Day 6- Fun Amongst the Gravel and Clay, Pt.1
After finishing the previous day with the impeccably managed Ch. Lafleur and the haunting medieval beauty of Ch. de Sales it was hard to imagine that any day could be better. And though I am not sure that Friday, the 14th of December WAS any better, it was equally amazing in its own right. How, you may ask?
It goes something like this.
We woke in the morning and had a typical light breakfast of croissant, confiture, and coffee. Tasted some surprisingly nice wines made at our Chambre D’Hotes Ch. Montlot, and then got into the car again for the now familiar ride to Pomerol. Instead of going the extra 500 meters to Ch. Gazin we stopped short on the foggy road at the buildings forming like an apparition. The fog seemed to silence everything except for the occasional roar of an older model Renault or Citroen. Out of the fog lettering against a white wall formed. Petrus.

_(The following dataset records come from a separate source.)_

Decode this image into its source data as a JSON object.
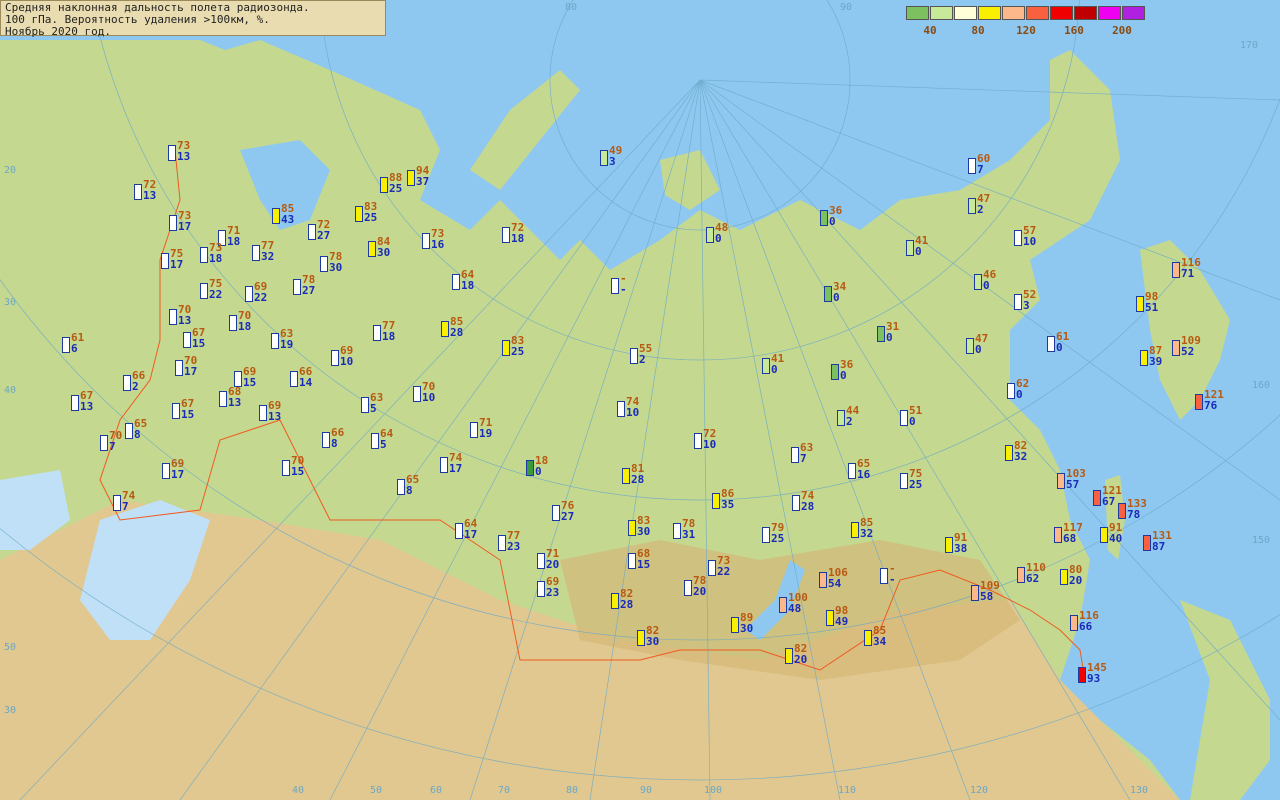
{
  "info": {
    "line1": "Средняя наклонная дальность полета радиозонда.",
    "line2": "100 гПа. Вероятность удаления >100км, %.",
    "line3": "Ноябрь 2020 год."
  },
  "legend": {
    "colors": [
      "#7cc060",
      "#c8e89a",
      "#ffffd8",
      "#f8f000",
      "#fcb88a",
      "#f86040",
      "#f00000",
      "#c00000",
      "#f000f0",
      "#b020e0"
    ],
    "labels": [
      "40",
      "80",
      "120",
      "160",
      "200"
    ]
  },
  "grid_labels": {
    "lon": [
      "80",
      "90",
      "40",
      "50",
      "60",
      "70",
      "80",
      "90",
      "100",
      "110",
      "120",
      "130",
      "150",
      "160",
      "170"
    ],
    "lat": [
      "20",
      "30",
      "40",
      "50",
      "30"
    ]
  },
  "stations": [
    {
      "v1": "73",
      "v2": "13",
      "c": "#ffffff"
    },
    {
      "v1": "72",
      "v2": "13",
      "c": "#ffffff"
    },
    {
      "v1": "73",
      "v2": "17",
      "c": "#ffffff"
    },
    {
      "v1": "71",
      "v2": "18",
      "c": "#ffffff"
    },
    {
      "v1": "75",
      "v2": "17",
      "c": "#ffffff"
    },
    {
      "v1": "73",
      "v2": "18",
      "c": "#ffffff"
    },
    {
      "v1": "77",
      "v2": "32",
      "c": "#ffffff"
    },
    {
      "v1": "85",
      "v2": "43",
      "c": "#f8f000"
    },
    {
      "v1": "72",
      "v2": "27",
      "c": "#ffffff"
    },
    {
      "v1": "83",
      "v2": "25",
      "c": "#f8f000"
    },
    {
      "v1": "88",
      "v2": "25",
      "c": "#f8f000"
    },
    {
      "v1": "94",
      "v2": "37",
      "c": "#f8f000"
    },
    {
      "v1": "75",
      "v2": "22",
      "c": "#ffffff"
    },
    {
      "v1": "69",
      "v2": "22",
      "c": "#ffffff"
    },
    {
      "v1": "78",
      "v2": "27",
      "c": "#ffffff"
    },
    {
      "v1": "78",
      "v2": "30",
      "c": "#ffffff"
    },
    {
      "v1": "84",
      "v2": "30",
      "c": "#f8f000"
    },
    {
      "v1": "73",
      "v2": "16",
      "c": "#ffffff"
    },
    {
      "v1": "72",
      "v2": "18",
      "c": "#ffffff"
    },
    {
      "v1": "49",
      "v2": "3",
      "c": "#c8e89a"
    },
    {
      "v1": "70",
      "v2": "13",
      "c": "#ffffff"
    },
    {
      "v1": "70",
      "v2": "18",
      "c": "#ffffff"
    },
    {
      "v1": "67",
      "v2": "15",
      "c": "#ffffff"
    },
    {
      "v1": "63",
      "v2": "19",
      "c": "#ffffff"
    },
    {
      "v1": "77",
      "v2": "18",
      "c": "#ffffff"
    },
    {
      "v1": "85",
      "v2": "28",
      "c": "#f8f000"
    },
    {
      "v1": "64",
      "v2": "18",
      "c": "#ffffff"
    },
    {
      "v1": "83",
      "v2": "25",
      "c": "#f8f000"
    },
    {
      "v1": "48",
      "v2": "0",
      "c": "#c8e89a"
    },
    {
      "v1": "36",
      "v2": "0",
      "c": "#7cc060"
    },
    {
      "v1": "60",
      "v2": "7",
      "c": "#ffffff"
    },
    {
      "v1": "47",
      "v2": "2",
      "c": "#c8e89a"
    },
    {
      "v1": "41",
      "v2": "0",
      "c": "#c8e89a"
    },
    {
      "v1": "57",
      "v2": "10",
      "c": "#ffffff"
    },
    {
      "v1": "46",
      "v2": "0",
      "c": "#c8e89a"
    },
    {
      "v1": "34",
      "v2": "0",
      "c": "#7cc060"
    },
    {
      "v1": "52",
      "v2": "3",
      "c": "#ffffff"
    },
    {
      "v1": "116",
      "v2": "71",
      "c": "#fcb88a"
    },
    {
      "v1": "98",
      "v2": "51",
      "c": "#f8f000"
    },
    {
      "v1": "61",
      "v2": "6",
      "c": "#ffffff"
    },
    {
      "v1": "66",
      "v2": "2",
      "c": "#ffffff"
    },
    {
      "v1": "70",
      "v2": "17",
      "c": "#ffffff"
    },
    {
      "v1": "69",
      "v2": "15",
      "c": "#ffffff"
    },
    {
      "v1": "66",
      "v2": "14",
      "c": "#ffffff"
    },
    {
      "v1": "69",
      "v2": "10",
      "c": "#ffffff"
    },
    {
      "v1": "55",
      "v2": "2",
      "c": "#ffffff"
    },
    {
      "v1": "41",
      "v2": "0",
      "c": "#c8e89a"
    },
    {
      "v1": "31",
      "v2": "0",
      "c": "#7cc060"
    },
    {
      "v1": "36",
      "v2": "0",
      "c": "#7cc060"
    },
    {
      "v1": "47",
      "v2": "0",
      "c": "#c8e89a"
    },
    {
      "v1": "61",
      "v2": "0",
      "c": "#ffffff"
    },
    {
      "v1": "87",
      "v2": "39",
      "c": "#f8f000"
    },
    {
      "v1": "109",
      "v2": "52",
      "c": "#fcb88a"
    },
    {
      "v1": "67",
      "v2": "13",
      "c": "#ffffff"
    },
    {
      "v1": "68",
      "v2": "13",
      "c": "#ffffff"
    },
    {
      "v1": "69",
      "v2": "13",
      "c": "#ffffff"
    },
    {
      "v1": "63",
      "v2": "5",
      "c": "#ffffff"
    },
    {
      "v1": "70",
      "v2": "10",
      "c": "#ffffff"
    },
    {
      "v1": "74",
      "v2": "10",
      "c": "#ffffff"
    },
    {
      "v1": "62",
      "v2": "0",
      "c": "#ffffff"
    },
    {
      "v1": "121",
      "v2": "76",
      "c": "#f86040"
    },
    {
      "v1": "65",
      "v2": "8",
      "c": "#ffffff"
    },
    {
      "v1": "67",
      "v2": "15",
      "c": "#ffffff"
    },
    {
      "v1": "70",
      "v2": "7",
      "c": "#ffffff"
    },
    {
      "v1": "66",
      "v2": "8",
      "c": "#ffffff"
    },
    {
      "v1": "64",
      "v2": "5",
      "c": "#ffffff"
    },
    {
      "v1": "71",
      "v2": "19",
      "c": "#ffffff"
    },
    {
      "v1": "72",
      "v2": "10",
      "c": "#ffffff"
    },
    {
      "v1": "63",
      "v2": "7",
      "c": "#ffffff"
    },
    {
      "v1": "44",
      "v2": "2",
      "c": "#c8e89a"
    },
    {
      "v1": "51",
      "v2": "0",
      "c": "#ffffff"
    },
    {
      "v1": "82",
      "v2": "32",
      "c": "#f8f000"
    },
    {
      "v1": "69",
      "v2": "17",
      "c": "#ffffff"
    },
    {
      "v1": "70",
      "v2": "15",
      "c": "#ffffff"
    },
    {
      "v1": "74",
      "v2": "17",
      "c": "#ffffff"
    },
    {
      "v1": "18",
      "v2": "0",
      "c": "#3a9a40"
    },
    {
      "v1": "81",
      "v2": "28",
      "c": "#f8f000"
    },
    {
      "v1": "65",
      "v2": "16",
      "c": "#ffffff"
    },
    {
      "v1": "75",
      "v2": "25",
      "c": "#ffffff"
    },
    {
      "v1": "74",
      "v2": "7",
      "c": "#ffffff"
    },
    {
      "v1": "65",
      "v2": "8",
      "c": "#ffffff"
    },
    {
      "v1": "86",
      "v2": "35",
      "c": "#f8f000"
    },
    {
      "v1": "74",
      "v2": "28",
      "c": "#ffffff"
    },
    {
      "v1": "103",
      "v2": "57",
      "c": "#fcb88a"
    },
    {
      "v1": "121",
      "v2": "67",
      "c": "#f86040"
    },
    {
      "v1": "133",
      "v2": "78",
      "c": "#f86040"
    },
    {
      "v1": "76",
      "v2": "27",
      "c": "#ffffff"
    },
    {
      "v1": "64",
      "v2": "17",
      "c": "#ffffff"
    },
    {
      "v1": "83",
      "v2": "30",
      "c": "#f8f000"
    },
    {
      "v1": "78",
      "v2": "31",
      "c": "#ffffff"
    },
    {
      "v1": "85",
      "v2": "32",
      "c": "#f8f000"
    },
    {
      "v1": "79",
      "v2": "25",
      "c": "#ffffff"
    },
    {
      "v1": "91",
      "v2": "38",
      "c": "#f8f000"
    },
    {
      "v1": "117",
      "v2": "68",
      "c": "#fcb88a"
    },
    {
      "v1": "91",
      "v2": "40",
      "c": "#f8f000"
    },
    {
      "v1": "131",
      "v2": "87",
      "c": "#f86040"
    },
    {
      "v1": "77",
      "v2": "23",
      "c": "#ffffff"
    },
    {
      "v1": "71",
      "v2": "20",
      "c": "#ffffff"
    },
    {
      "v1": "68",
      "v2": "15",
      "c": "#ffffff"
    },
    {
      "v1": "73",
      "v2": "22",
      "c": "#ffffff"
    },
    {
      "v1": "106",
      "v2": "54",
      "c": "#fcb88a"
    },
    {
      "v1": "110",
      "v2": "62",
      "c": "#fcb88a"
    },
    {
      "v1": "80",
      "v2": "20",
      "c": "#f8f000"
    },
    {
      "v1": "69",
      "v2": "23",
      "c": "#ffffff"
    },
    {
      "v1": "78",
      "v2": "20",
      "c": "#ffffff"
    },
    {
      "v1": "82",
      "v2": "28",
      "c": "#f8f000"
    },
    {
      "v1": "100",
      "v2": "48",
      "c": "#fcb88a"
    },
    {
      "v1": "109",
      "v2": "58",
      "c": "#fcb88a"
    },
    {
      "v1": "89",
      "v2": "30",
      "c": "#f8f000"
    },
    {
      "v1": "98",
      "v2": "49",
      "c": "#f8f000"
    },
    {
      "v1": "116",
      "v2": "66",
      "c": "#fcb88a"
    },
    {
      "v1": "82",
      "v2": "30",
      "c": "#f8f000"
    },
    {
      "v1": "85",
      "v2": "34",
      "c": "#f8f000"
    },
    {
      "v1": "82",
      "v2": "20",
      "c": "#f8f000"
    },
    {
      "v1": "145",
      "v2": "93",
      "c": "#f00000"
    },
    {
      "v1": "-",
      "v2": "-",
      "c": "#ffffff"
    },
    {
      "v1": "-",
      "v2": "-",
      "c": "#ffffff"
    }
  ]
}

In the morning bluster of cold we were met by the export manager M. Lospied. Despite the cold he made sure to take us first to the vineyards. Like other chateaux of high quality M. Lospied emphasized that virtually everything at Petrus is done in the vineyard. He noted that Petrus was the first to start doing the “radical” practice of fruit-thinning– something now practiced by virtually everyone. Also, there is a clear plan for replanting vineyards. Every ten years the oldest block gets replanted in order to keep the average age of vine around 40 yrs. Yet, all the practices done in the vineyard are undertaken only to highlight the one thing that separates Petrus from every other place where wine is made in the world. The crown of dark green-blue clays that pokes its way through the gravel and clay that dominate the neighboring properties of Gazin, Lafleur, Vieux Ch. Certan and others.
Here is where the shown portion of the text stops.